Now though, Hulu is playing the original shows game, but is trying to drag us back to the days when we had to watch our episodic television one episode at a time, like a bunch of hobos. Won’t he think of people facing rainy, bored weekends?
Word of the radical (at least in the online viewing vs. TV viewing war) move comes courtesy of The Wrap, who reports that Hulu Head of Content Craig Erwhich announced that Hulu’s original shows like Difficult People, The Hotwives of Las Vegas and network orphan they picked up The Mindy Project, will be released week by week instead of the traditional all at once content dump.
According to Erwhich, there’s a practical reason for it (they can get the shows to you without waiting for an entire season to be shot), but also Erwhich also says that this move will “give viewers the opportunity to discover their favorite shows every week.” Obviously this is a man who isn’t familiar with binge watching for a weekend and then going back to catch all the weird little Easter eggs hidden around a show.

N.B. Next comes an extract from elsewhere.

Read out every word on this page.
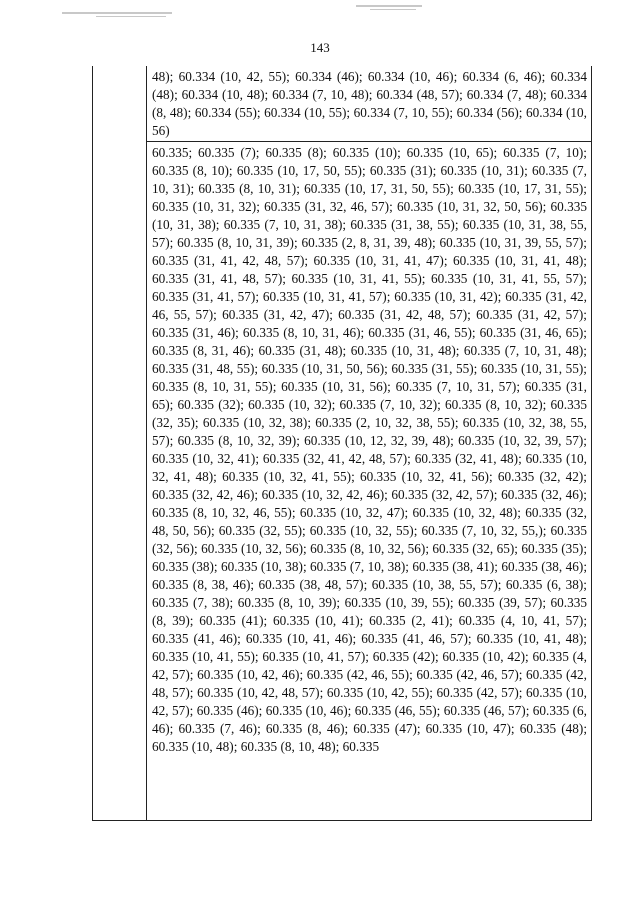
143
48); 60.334 (10, 42, 55); 60.334 (46); 60.334 (10, 46); 60.334 (6, 46); 60.334 (48); 60.334 (10, 48); 60.334 (7, 10, 48); 60.334 (48, 57); 60.334 (7, 48); 60.334 (8, 48); 60.334 (55); 60.334 (10, 55); 60.334 (7, 10, 55); 60.334 (56); 60.334 (10, 56)
60.335; 60.335 (7); 60.335 (8); 60.335 (10); 60.335 (10, 65); 60.335 (7, 10); 60.335 (8, 10); 60.335 (10, 17, 50, 55); 60.335 (31); 60.335 (10, 31); 60.335 (7, 10, 31); 60.335 (8, 10, 31); 60.335 (10, 17, 31, 50, 55); 60.335 (10, 17, 31, 55); 60.335 (10, 31, 32); 60.335 (31, 32, 46, 57); 60.335 (10, 31, 32, 50, 56); 60.335 (10, 31, 38); 60.335 (7, 10, 31, 38); 60.335 (31, 38, 55); 60.335 (10, 31, 38, 55, 57); 60.335 (8, 10, 31, 39); 60.335 (2, 8, 31, 39, 48); 60.335 (10, 31, 39, 55, 57); 60.335 (31, 41, 42, 48, 57); 60.335 (10, 31, 41, 47); 60.335 (10, 31, 41, 48); 60.335 (31, 41, 48, 57); 60.335 (10, 31, 41, 55); 60.335 (10, 31, 41, 55, 57); 60.335 (31, 41, 57); 60.335 (10, 31, 41, 57); 60.335 (10, 31, 42); 60.335 (31, 42, 46, 55, 57); 60.335 (31, 42, 47); 60.335 (31, 42, 48, 57); 60.335 (31, 42, 57); 60.335 (31, 46); 60.335 (8, 10, 31, 46); 60.335 (31, 46, 55); 60.335 (31, 46, 65); 60.335 (8, 31, 46); 60.335 (31, 48); 60.335 (10, 31, 48); 60.335 (7, 10, 31, 48); 60.335 (31, 48, 55); 60.335 (10, 31, 50, 56); 60.335 (31, 55); 60.335 (10, 31, 55); 60.335 (8, 10, 31, 55); 60.335 (10, 31, 56); 60.335 (7, 10, 31, 57); 60.335 (31, 65); 60.335 (32); 60.335 (10, 32); 60.335 (7, 10, 32); 60.335 (8, 10, 32); 60.335 (32, 35); 60.335 (10, 32, 38); 60.335 (2, 10, 32, 38, 55); 60.335 (10, 32, 38, 55, 57); 60.335 (8, 10, 32, 39); 60.335 (10, 12, 32, 39, 48); 60.335 (10, 32, 39, 57); 60.335 (10, 32, 41); 60.335 (32, 41, 42, 48, 57); 60.335 (32, 41, 48); 60.335 (10, 32, 41, 48); 60.335 (10, 32, 41, 55); 60.335 (10, 32, 41, 56); 60.335 (32, 42); 60.335 (32, 42, 46); 60.335 (10, 32, 42, 46); 60.335 (32, 42, 57); 60.335 (32, 46); 60.335 (8, 10, 32, 46, 55); 60.335 (10, 32, 47); 60.335 (10, 32, 48); 60.335 (32, 48, 50, 56); 60.335 (32, 55); 60.335 (10, 32, 55); 60.335 (7, 10, 32, 55,); 60.335 (32, 56); 60.335 (10, 32, 56); 60.335 (8, 10, 32, 56); 60.335 (32, 65); 60.335 (35); 60.335 (38); 60.335 (10, 38); 60.335 (7, 10, 38); 60.335 (38, 41); 60.335 (38, 46); 60.335 (8, 38, 46); 60.335 (38, 48, 57); 60.335 (10, 38, 55, 57); 60.335 (6, 38); 60.335 (7, 38); 60.335 (8, 10, 39); 60.335 (10, 39, 55); 60.335 (39, 57); 60.335 (8, 39); 60.335 (41); 60.335 (10, 41); 60.335 (2, 41); 60.335 (4, 10, 41, 57); 60.335 (41, 46); 60.335 (10, 41, 46); 60.335 (41, 46, 57); 60.335 (10, 41, 48); 60.335 (10, 41, 55); 60.335 (10, 41, 57); 60.335 (42); 60.335 (10, 42); 60.335 (4, 42, 57); 60.335 (10, 42, 46); 60.335 (42, 46, 55); 60.335 (42, 46, 57); 60.335 (42, 48, 57); 60.335 (10, 42, 48, 57); 60.335 (10, 42, 55); 60.335 (42, 57); 60.335 (10, 42, 57); 60.335 (46); 60.335 (10, 46); 60.335 (46, 55); 60.335 (46, 57); 60.335 (6, 46); 60.335 (7, 46); 60.335 (8, 46); 60.335 (47); 60.335 (10, 47); 60.335 (48); 60.335 (10, 48); 60.335 (8, 10, 48); 60.335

Certainly from our standpoint as lousy millennials who are trying to disrupt traditional television out of existence, this seems kind of nuts. Maybe if Netflix hadn’t spoiled us all with the ability to binge watch a whole series over a weekend instead of going out and interacting with our terrible friends we’d feel differently, but the act of getting through a series in a matter of days seems like more of a cherished tradition than waiting week by week. Obivously we’re not fancy, big city executives with titles like Head of Content and glass walled offices, but we are the people who watch these shows. And so help us if we end up with a couple of Hotwives of Las Vegas episodes about the worst Hotwife, Erwhich is gonna be hearing from us.